While Tesla thinks it can get lithium-ion battery costs down to $100 a kWh through mass production at the Gigafactory, a lot of research is going into building a better, and cheaper, battery. SolidEnergy Systems claims it has developed a lithium-metal battery with twice the energy density as the Tesla Model S, but at less than half the cost reports Design News.
SolidEnergy claims that its batteries can be as dense as 1,337 Wh/L, claims it says have been independently verified by A123 Systems (which also got its start as a MIT spinoff). The key is a “biphasic” electrolyte solution that morphs between a solid and liquid state, using an ionic liquid and polymer to boost performance while also allowing for much lower operating temperatures. This eliminates the need for costly cooling systems and metal hardware to prevent “thermal runaway” scenarios, and at full scale production SolidEnergy says its batteries could be built for as little as $130 per kWh.
Compare this to the $300 to $500 per kWh many major automakers, including Tesla, are currently paying. Even with the Gigafactory operating at full capacity, some analysts say major battery Tesla price reductions won’t come until 2018 at the soonest, and not down to levels Elon Musk predicts. SolidEnergy’s batteries would also be much lighter without all the additional cooling hardware, making it much easier to build a low-weight (and this more efficient) electric car.

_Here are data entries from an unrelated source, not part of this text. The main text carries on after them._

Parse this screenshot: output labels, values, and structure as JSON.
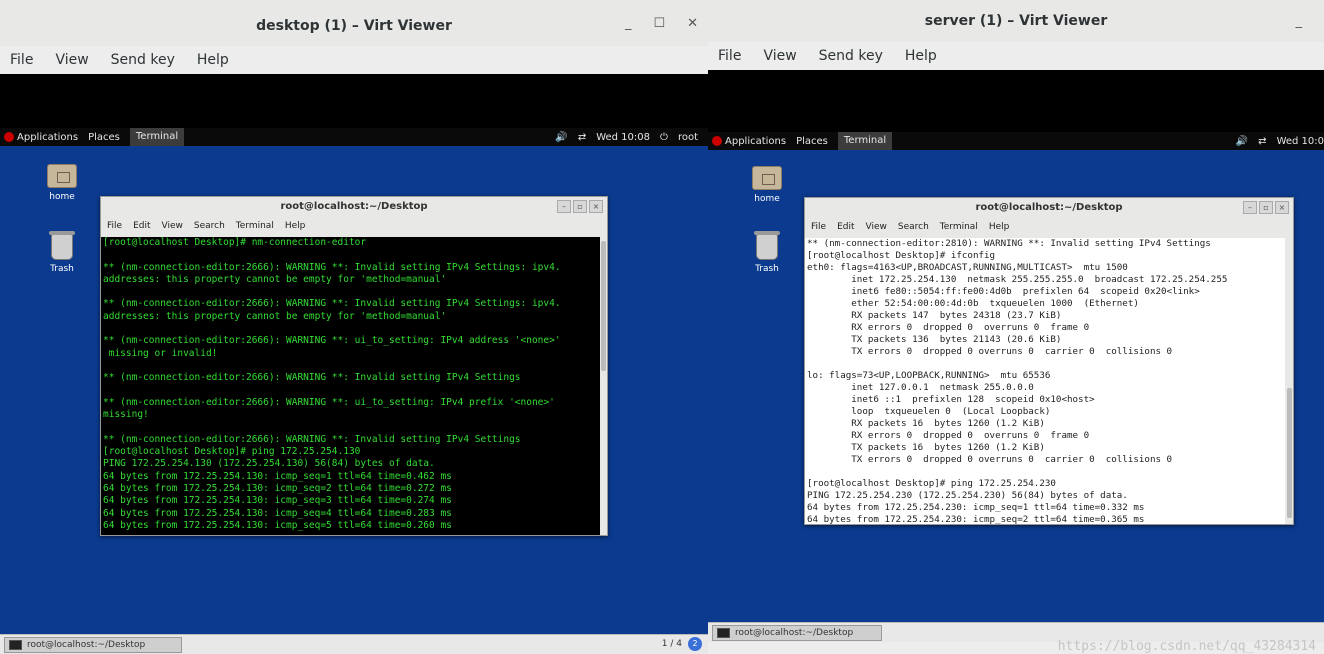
{
  "left": {
    "window_title": "desktop (1) – Virt Viewer",
    "menu": [
      "File",
      "View",
      "Send key",
      "Help"
    ],
    "topbar": {
      "applications": "Applications",
      "places": "Places",
      "terminal": "Terminal",
      "clock": "Wed 10:08",
      "user": "root"
    },
    "desktop_icons": {
      "home": "home",
      "trash": "Trash"
    },
    "terminal": {
      "title": "root@localhost:~/Desktop",
      "menu": [
        "File",
        "Edit",
        "View",
        "Search",
        "Terminal",
        "Help"
      ],
      "lines": [
        "[root@localhost Desktop]# nm-connection-editor",
        "",
        "** (nm-connection-editor:2666): WARNING **: Invalid setting IPv4 Settings: ipv4.",
        "addresses: this property cannot be empty for 'method=manual'",
        "",
        "** (nm-connection-editor:2666): WARNING **: Invalid setting IPv4 Settings: ipv4.",
        "addresses: this property cannot be empty for 'method=manual'",
        "",
        "** (nm-connection-editor:2666): WARNING **: ui_to_setting: IPv4 address '<none>'",
        " missing or invalid!",
        "",
        "** (nm-connection-editor:2666): WARNING **: Invalid setting IPv4 Settings",
        "",
        "** (nm-connection-editor:2666): WARNING **: ui_to_setting: IPv4 prefix '<none>'",
        "missing!",
        "",
        "** (nm-connection-editor:2666): WARNING **: Invalid setting IPv4 Settings",
        "[root@localhost Desktop]# ping 172.25.254.130",
        "PING 172.25.254.130 (172.25.254.130) 56(84) bytes of data.",
        "64 bytes from 172.25.254.130: icmp_seq=1 ttl=64 time=0.462 ms",
        "64 bytes from 172.25.254.130: icmp_seq=2 ttl=64 time=0.272 ms",
        "64 bytes from 172.25.254.130: icmp_seq=3 ttl=64 time=0.274 ms",
        "64 bytes from 172.25.254.130: icmp_seq=4 ttl=64 time=0.283 ms",
        "64 bytes from 172.25.254.130: icmp_seq=5 ttl=64 time=0.260 ms"
      ]
    },
    "taskbar": {
      "item": "root@localhost:~/Desktop",
      "pager": "1 / 4",
      "badge": "2"
    }
  },
  "right": {
    "window_title": "server (1) – Virt Viewer",
    "menu": [
      "File",
      "View",
      "Send key",
      "Help"
    ],
    "topbar": {
      "applications": "Applications",
      "places": "Places",
      "terminal": "Terminal",
      "clock": "Wed 10:0"
    },
    "desktop_icons": {
      "home": "home",
      "trash": "Trash"
    },
    "terminal": {
      "title": "root@localhost:~/Desktop",
      "menu": [
        "File",
        "Edit",
        "View",
        "Search",
        "Terminal",
        "Help"
      ],
      "lines": [
        "** (nm-connection-editor:2810): WARNING **: Invalid setting IPv4 Settings",
        "[root@localhost Desktop]# ifconfig",
        "eth0: flags=4163<UP,BROADCAST,RUNNING,MULTICAST>  mtu 1500",
        "        inet 172.25.254.130  netmask 255.255.255.0  broadcast 172.25.254.255",
        "        inet6 fe80::5054:ff:fe00:4d0b  prefixlen 64  scopeid 0x20<link>",
        "        ether 52:54:00:00:4d:0b  txqueuelen 1000  (Ethernet)",
        "        RX packets 147  bytes 24318 (23.7 KiB)",
        "        RX errors 0  dropped 0  overruns 0  frame 0",
        "        TX packets 136  bytes 21143 (20.6 KiB)",
        "        TX errors 0  dropped 0 overruns 0  carrier 0  collisions 0",
        "",
        "lo: flags=73<UP,LOOPBACK,RUNNING>  mtu 65536",
        "        inet 127.0.0.1  netmask 255.0.0.0",
        "        inet6 ::1  prefixlen 128  scopeid 0x10<host>",
        "        loop  txqueuelen 0  (Local Loopback)",
        "        RX packets 16  bytes 1260 (1.2 KiB)",
        "        RX errors 0  dropped 0  overruns 0  frame 0",
        "        TX packets 16  bytes 1260 (1.2 KiB)",
        "        TX errors 0  dropped 0 overruns 0  carrier 0  collisions 0",
        "",
        "[root@localhost Desktop]# ping 172.25.254.230",
        "PING 172.25.254.230 (172.25.254.230) 56(84) bytes of data.",
        "64 bytes from 172.25.254.230: icmp_seq=1 ttl=64 time=0.332 ms",
        "64 bytes from 172.25.254.230: icmp_seq=2 ttl=64 time=0.365 ms"
      ]
    },
    "taskbar": {
      "item": "root@localhost:~/Desktop"
    },
    "watermark": "https://blog.csdn.net/qq_43284314"
  }
}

Unfortunately, the battery technology is still only buildable on a labrotory level, and so far no battery breakthroughs have managed to scale up in a commercially feasible way. I’ve personally written about dozens of “game changing” battery “breakthroughs” over the past five years, the most recent one being from a Michigan start-up called Sakti3, and while the SolidEnergy press release makes their lithium-metal battery pack sounds promising, so has every other press release to gum up my inbox.
Still, keep your eyes out for this one, because once a better battery does make it to market, electric cars stand a much better chance of competing with conventional vehicles.